By Kirsty Alpert
First things first: Leave the little black dress at home.
It was during the dessert course on the first night of Diwali that my trip to India really got interesting. Up until that moment, Mumbai had been a haze of traffic jams, temples, markets, and more traffic jams. Everywhere I went I stood out like, well, a light-haired American in India, and I had yet to get a real sense of what the city was about.
But that night, as I was sitting at an elaborate table at the Grand Hyatt Mumbai, carving into a coconut-cardamom creation and celebrating the beginning of the Diwali season with other members of the media, the hotel’s owner decided to stop by. Maybe it was the fact that I didn’t necessarily blend into the crowd. Whatever the reason, the owner introduced himself and, after we'd been talking for a bit, invited me to celebrate Diwali with him and some friends the next evening at a friend’s house.
Excited about attending a legit Indian house party in Mumbai, I took him up on the offer and asked him what to wear (“You know, a little black dress or something,” he said); what to expect (“There will be a dinner and some friends,” he offered); and what time to be there (“Dinner is at 8PM,” he said confidently).

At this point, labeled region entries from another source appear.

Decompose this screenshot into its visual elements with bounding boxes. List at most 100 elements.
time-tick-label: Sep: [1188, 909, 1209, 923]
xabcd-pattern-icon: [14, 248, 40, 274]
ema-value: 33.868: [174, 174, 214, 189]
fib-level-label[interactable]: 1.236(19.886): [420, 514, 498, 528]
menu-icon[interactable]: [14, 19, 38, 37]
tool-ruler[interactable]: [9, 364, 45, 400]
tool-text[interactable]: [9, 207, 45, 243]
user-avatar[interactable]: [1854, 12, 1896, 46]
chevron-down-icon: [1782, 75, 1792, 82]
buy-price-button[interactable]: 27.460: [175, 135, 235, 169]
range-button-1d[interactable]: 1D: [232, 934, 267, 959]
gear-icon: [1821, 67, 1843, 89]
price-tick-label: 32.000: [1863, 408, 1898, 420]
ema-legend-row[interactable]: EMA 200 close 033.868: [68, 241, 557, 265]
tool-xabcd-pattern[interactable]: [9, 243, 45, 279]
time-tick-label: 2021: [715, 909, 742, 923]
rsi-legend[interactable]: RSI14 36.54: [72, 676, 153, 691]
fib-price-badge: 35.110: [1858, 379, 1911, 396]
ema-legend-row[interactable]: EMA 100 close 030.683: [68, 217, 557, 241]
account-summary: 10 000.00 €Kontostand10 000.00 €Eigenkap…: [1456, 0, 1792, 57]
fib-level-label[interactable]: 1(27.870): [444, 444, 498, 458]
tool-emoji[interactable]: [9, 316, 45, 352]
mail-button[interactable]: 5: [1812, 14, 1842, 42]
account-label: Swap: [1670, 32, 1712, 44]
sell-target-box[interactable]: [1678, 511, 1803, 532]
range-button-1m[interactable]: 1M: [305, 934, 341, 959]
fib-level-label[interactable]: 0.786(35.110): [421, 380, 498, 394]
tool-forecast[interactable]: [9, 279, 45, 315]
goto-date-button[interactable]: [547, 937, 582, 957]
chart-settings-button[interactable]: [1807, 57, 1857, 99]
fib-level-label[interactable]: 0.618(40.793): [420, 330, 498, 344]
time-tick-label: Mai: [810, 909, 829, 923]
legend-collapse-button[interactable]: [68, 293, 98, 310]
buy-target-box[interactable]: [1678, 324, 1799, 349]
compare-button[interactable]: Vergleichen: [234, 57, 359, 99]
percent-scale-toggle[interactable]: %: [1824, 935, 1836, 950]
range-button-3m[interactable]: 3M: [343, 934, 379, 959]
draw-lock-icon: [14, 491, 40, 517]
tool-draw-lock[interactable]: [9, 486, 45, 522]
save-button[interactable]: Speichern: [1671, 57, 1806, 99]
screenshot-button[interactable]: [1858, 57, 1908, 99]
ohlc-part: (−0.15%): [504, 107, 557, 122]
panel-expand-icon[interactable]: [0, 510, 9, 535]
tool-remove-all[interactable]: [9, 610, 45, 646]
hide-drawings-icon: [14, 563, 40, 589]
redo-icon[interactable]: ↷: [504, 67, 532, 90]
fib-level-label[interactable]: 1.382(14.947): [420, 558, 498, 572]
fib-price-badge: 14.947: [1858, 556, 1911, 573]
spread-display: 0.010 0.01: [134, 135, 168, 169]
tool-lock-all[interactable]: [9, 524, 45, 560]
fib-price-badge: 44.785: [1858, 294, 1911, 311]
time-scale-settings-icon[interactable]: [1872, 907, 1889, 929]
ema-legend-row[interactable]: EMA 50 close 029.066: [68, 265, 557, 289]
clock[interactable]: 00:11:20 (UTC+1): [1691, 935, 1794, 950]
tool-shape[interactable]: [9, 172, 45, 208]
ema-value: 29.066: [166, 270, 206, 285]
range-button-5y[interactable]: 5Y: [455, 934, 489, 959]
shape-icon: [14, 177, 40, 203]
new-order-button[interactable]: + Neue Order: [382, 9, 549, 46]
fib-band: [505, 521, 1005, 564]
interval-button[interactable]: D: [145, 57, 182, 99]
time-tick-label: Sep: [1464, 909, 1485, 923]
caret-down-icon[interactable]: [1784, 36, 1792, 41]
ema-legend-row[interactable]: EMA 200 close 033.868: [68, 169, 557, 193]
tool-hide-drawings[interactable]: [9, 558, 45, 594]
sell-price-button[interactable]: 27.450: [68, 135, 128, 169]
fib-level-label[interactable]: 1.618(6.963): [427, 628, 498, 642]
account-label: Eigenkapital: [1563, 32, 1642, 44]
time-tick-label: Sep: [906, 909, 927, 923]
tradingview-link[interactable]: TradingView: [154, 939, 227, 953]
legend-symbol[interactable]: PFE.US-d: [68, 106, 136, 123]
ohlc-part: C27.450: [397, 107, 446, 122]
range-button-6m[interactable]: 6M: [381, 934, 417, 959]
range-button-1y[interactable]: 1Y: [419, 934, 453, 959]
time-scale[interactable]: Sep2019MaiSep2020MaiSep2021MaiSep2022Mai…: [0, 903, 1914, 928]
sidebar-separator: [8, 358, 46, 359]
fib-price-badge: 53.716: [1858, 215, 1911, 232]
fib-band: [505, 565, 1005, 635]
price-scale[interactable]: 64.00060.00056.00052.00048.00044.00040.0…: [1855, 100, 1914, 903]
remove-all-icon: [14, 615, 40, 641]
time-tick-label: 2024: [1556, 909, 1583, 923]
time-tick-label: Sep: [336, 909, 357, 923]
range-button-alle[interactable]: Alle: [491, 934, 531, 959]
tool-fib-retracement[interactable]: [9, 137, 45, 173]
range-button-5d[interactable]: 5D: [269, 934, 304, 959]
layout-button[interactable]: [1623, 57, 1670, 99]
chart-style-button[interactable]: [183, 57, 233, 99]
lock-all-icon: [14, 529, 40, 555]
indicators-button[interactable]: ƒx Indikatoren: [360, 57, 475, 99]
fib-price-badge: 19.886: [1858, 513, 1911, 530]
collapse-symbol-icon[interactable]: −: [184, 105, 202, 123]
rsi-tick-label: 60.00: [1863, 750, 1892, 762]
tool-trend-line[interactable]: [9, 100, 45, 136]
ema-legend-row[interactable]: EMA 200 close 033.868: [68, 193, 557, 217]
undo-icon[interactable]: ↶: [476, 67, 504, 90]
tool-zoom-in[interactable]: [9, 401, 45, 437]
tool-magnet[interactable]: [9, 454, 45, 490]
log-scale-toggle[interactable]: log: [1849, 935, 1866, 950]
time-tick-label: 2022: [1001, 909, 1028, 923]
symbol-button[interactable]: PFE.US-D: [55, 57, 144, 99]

I went. I ate. I drank. And I learned the following five things about partying with Mumbai’s elite:
1. Don’t Wear a LBD. No matter what your host tells you, if you show up in a little black dress, you will be the only one. All the men at the party I attended wore well-tailored suits, and the ladies present were decked out in designer saris.

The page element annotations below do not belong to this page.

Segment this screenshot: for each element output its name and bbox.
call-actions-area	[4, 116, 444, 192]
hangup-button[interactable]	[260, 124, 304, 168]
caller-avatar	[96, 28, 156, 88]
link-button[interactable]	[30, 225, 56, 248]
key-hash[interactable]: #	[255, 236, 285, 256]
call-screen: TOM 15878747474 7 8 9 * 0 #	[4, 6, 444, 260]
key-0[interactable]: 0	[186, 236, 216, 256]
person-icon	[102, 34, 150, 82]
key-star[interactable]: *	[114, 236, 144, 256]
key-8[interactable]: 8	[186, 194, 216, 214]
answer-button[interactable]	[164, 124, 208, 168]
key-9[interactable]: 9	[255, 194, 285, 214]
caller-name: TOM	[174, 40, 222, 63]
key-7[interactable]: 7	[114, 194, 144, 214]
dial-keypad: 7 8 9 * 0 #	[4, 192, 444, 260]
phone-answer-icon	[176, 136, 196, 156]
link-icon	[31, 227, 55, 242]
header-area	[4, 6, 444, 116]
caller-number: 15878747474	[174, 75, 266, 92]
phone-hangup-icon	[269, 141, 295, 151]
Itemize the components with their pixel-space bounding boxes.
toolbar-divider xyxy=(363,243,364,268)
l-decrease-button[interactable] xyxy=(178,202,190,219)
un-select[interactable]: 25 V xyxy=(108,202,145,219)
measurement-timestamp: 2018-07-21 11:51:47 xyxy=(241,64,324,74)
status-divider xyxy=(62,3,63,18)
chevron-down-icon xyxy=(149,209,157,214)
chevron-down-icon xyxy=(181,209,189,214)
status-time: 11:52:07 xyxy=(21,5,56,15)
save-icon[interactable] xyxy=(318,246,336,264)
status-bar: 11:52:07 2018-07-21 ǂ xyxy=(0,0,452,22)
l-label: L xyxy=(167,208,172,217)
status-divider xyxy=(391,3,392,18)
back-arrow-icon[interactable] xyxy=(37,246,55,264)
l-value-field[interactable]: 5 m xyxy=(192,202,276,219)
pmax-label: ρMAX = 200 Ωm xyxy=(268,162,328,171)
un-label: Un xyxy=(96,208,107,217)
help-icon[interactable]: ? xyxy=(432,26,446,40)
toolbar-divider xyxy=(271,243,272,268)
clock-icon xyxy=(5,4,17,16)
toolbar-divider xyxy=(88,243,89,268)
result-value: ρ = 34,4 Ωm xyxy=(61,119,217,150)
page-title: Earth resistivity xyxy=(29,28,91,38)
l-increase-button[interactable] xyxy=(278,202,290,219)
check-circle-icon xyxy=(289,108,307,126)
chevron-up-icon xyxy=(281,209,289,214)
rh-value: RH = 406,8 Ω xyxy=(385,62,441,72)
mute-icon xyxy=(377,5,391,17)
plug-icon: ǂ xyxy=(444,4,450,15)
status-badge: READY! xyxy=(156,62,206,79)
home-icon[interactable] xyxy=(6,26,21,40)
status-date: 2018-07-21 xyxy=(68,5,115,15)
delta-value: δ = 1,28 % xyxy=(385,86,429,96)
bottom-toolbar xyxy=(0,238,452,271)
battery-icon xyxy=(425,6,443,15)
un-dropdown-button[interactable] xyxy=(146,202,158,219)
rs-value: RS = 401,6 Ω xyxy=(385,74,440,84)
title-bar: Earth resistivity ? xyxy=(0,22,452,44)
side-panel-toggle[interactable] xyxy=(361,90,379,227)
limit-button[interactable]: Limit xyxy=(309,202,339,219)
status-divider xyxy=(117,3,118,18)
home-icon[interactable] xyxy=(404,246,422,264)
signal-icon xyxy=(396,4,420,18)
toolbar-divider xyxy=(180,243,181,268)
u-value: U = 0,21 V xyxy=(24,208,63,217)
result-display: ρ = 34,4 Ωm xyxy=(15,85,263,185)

2. Take Notes on the Hostess Skills. I’m now officially convinced that no one can host a party like an Indian woman. In India, most hosts follow the principle of “atithi devo bhava” (“the guest is God”). Our party hostess acted as a priestess, venerating every guest by making introductions and making sure that glasses and the dance floor were both full.
3. Have a Conversation Starter. In a room full of business buddies, relatives, and old friends who have raised children together, great social skills won't always help you make new friends. My saving grace was the fact that I had gotten mehndi the day before. I was a little nervous that my hennaed arms and hands would make me stick out like a tourist, but they actually opened the door to conversations with locals.
4. Eat Before You Go. Dinner at 8PM? Nope. I was the only one eating the passed hors d’oeuvres (delicious miniature versions of classic Indian street food) while holding out hope that someone would announce dinner in the next half hour. Or the next half hour. Or the next. Only after things started winding down did the dinner buffet open—around 1 am.
5. Have a Cab Ready to Pick You Up. From the moment I stepped through the door until the time my cab came to take me back to my hotel, I never had an empty glass in my hand. Moderation and fake sips were the only way I survived until the food was served. Little did I know that Diwali is a drinking holiday!